Gender Disparity: Where Are The Women Candidates For Elections In Balochistan?

Concerns have been raised over the limited participation of women candidates in Balochistan ahead of the general elections 2024

Gender Disparity: Where Are The Women Candidates For Elections In Balochistan?

In around half of the provincial and national assembly constituencies of Balochistan, no female candidate will be contesting the upcoming general elections, highlighting a pervasive gender disparity in the region's political landscape.

Women face challenges ranging from strong conservative cultural norms, party priorities, economic capabilities and interest from women.

Balochistan, often cited as a province with high gender discrimination, struggles with limited women's participation in politics. The 2018 elections saw only one successful female candidate out of 37 who contested on general seats.

This situation seems to have worsened in the upcoming general elections. Of the 428 candidates who are contesting for 16 national assembly seats, only 14 candidates - just three percent - are women. They are contesting for 10 seats, where multiple women contesting for a single seat on four occasions.

Some 1,286 candidates are vying for the 51 provincial assembly seats. Of these, only 38 candidates - around three percent - are women. These women, however, are contesting for just 24 seats, or around 47% of all available seats.

Loyalty unrewarded

Sana Durrani is the provincial deputy secretary of the People's Party. The 40-year-old political activist is contesting elections from PB-43 Quetta-VI.

Despite playing an active role in party politics and years of service, Sana was overlooked by her party when handing out tickets for the 2024 general elections. Dismayed by her party's decision, she will contest the upcoming elections as an independent candidate rather than her party's platform.

Speaking about the challenges faced by women in Balochistan's politics, Sana emphasised the need for women to actively participate, both in reserved and general seats. 

She contended that the conservative societal values of Balochistan, particularly in the tribal and religious contexts which dominate mainstream discourse in the province, often confine women to domestic roles and discourage their involvement in politics and other public engagements.

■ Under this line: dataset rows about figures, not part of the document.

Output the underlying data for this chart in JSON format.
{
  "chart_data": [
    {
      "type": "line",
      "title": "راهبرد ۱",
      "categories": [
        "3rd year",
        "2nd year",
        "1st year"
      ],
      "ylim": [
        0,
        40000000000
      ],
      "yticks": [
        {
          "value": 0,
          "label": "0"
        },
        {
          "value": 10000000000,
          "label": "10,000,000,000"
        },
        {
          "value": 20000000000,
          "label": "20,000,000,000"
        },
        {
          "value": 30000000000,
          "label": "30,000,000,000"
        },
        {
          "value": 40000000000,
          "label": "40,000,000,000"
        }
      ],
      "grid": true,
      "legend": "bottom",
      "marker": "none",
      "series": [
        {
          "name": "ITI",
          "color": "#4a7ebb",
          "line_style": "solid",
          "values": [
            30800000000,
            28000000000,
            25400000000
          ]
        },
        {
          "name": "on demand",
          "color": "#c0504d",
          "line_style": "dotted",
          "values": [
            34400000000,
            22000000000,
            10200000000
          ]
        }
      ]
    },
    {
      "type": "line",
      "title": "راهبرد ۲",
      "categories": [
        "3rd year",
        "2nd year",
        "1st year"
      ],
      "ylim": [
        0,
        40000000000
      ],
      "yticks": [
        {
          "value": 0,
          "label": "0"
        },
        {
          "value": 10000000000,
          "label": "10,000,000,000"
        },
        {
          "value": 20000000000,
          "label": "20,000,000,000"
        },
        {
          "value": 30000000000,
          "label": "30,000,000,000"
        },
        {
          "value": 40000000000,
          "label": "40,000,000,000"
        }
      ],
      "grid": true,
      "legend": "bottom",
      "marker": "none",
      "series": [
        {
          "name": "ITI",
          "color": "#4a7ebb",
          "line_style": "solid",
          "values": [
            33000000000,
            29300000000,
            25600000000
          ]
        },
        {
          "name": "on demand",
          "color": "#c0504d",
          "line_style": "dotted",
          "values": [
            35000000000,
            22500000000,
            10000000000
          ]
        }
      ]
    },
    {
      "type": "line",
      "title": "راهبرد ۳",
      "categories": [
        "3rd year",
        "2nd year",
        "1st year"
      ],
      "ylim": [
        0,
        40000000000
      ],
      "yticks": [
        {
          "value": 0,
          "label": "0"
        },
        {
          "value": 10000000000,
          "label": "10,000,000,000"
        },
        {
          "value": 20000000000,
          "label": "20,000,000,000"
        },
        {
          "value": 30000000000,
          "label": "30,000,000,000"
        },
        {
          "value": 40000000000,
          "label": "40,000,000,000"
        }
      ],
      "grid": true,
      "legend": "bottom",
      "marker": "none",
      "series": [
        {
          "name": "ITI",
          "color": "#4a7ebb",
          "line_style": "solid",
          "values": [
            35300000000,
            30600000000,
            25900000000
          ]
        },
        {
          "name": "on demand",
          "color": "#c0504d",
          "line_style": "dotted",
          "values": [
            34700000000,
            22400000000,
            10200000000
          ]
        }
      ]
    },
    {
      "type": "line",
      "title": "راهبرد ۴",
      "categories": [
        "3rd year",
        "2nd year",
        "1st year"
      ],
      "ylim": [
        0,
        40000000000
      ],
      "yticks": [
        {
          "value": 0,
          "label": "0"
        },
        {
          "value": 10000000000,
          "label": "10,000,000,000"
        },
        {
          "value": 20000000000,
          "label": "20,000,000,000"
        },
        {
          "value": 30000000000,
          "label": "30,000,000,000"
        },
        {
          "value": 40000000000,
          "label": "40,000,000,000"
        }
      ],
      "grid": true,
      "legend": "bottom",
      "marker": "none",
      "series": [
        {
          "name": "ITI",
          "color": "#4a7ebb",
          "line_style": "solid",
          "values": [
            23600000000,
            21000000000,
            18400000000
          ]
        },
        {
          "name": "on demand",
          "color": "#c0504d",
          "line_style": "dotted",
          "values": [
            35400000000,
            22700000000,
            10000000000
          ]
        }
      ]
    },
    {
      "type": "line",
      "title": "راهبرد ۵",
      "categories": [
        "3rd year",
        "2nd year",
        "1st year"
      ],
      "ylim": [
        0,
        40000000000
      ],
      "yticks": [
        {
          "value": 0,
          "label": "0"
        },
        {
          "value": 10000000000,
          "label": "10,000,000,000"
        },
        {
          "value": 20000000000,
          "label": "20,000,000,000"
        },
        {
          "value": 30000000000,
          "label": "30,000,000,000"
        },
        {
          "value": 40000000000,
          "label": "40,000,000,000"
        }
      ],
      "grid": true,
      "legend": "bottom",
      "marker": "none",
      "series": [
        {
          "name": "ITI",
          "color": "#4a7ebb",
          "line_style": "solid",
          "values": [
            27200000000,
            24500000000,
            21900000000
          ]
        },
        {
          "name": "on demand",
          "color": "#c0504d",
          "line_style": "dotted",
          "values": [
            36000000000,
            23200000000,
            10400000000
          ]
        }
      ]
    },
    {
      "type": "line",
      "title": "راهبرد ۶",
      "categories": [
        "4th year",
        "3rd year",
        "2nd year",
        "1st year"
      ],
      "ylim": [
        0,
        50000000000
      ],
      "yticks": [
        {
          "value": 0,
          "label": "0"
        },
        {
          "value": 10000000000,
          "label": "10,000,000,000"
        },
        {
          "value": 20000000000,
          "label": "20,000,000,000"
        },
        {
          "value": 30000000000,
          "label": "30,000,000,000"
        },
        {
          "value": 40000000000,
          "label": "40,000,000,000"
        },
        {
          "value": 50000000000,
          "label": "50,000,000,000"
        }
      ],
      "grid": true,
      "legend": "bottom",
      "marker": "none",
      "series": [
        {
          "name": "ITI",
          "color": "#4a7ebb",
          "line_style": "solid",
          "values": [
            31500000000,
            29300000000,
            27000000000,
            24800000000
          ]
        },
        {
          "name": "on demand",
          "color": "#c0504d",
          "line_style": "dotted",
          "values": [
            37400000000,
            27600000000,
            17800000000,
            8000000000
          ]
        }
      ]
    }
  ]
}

Contesting the elections as an independent, Sana has had to contend with another key factor preventing more women from participating in politics: finances.

Acknowledging women's financial hurdles in contesting elections, Sana attributed them to the lack of economic empowerment and property ownership amongst female candidates.

Moreover, she pointed out the complexities of elections in a region with low literacy rates and a strong party-based system.

Apathy of political parties

The case of Sana Durrani being overlooked by her party for an electoral ticket is not unique in Balochistan.

Political parties, however, argue that they adhere to the Election Commission's mandatory guideline to allocate five percent of all party tickets for general seats to women candidates. 

The political parties, however, allocate these seats in constituencies where the candidates lack substantial public support or where the party has little to no hope of winning.

Many female candidates who are contesting the elections are doing so in areas that are considered to be historically weak for their respective parties. This raises questions about the commitment of political parties to foster genuine representation of women in politics.

Increasing representation

Political activist Advocate Sumira Aslam has been pushing for increasing the quota of general seats on which parties must nominate women candidates. She suggests amending Article 206 to mandate at least one woman candidate is nominated with a 5% quota, irrespective of the total number of candidates fielded by a party.

Alauddin Khilji, a director at Aurat Foundation, highlights the prevalent practice of nominating women candidates solely to meet the criteria set by the Election Commission, without considering a party's strength in the specific constituencies where such women candidates are nominated.

As Balochistan gears up for the 2024 elections, it is crucial to address deep-rooted cultural norms, provide better educational opportunities, and tackle socio-economic constraints to empower women and enhance their active participation in politics.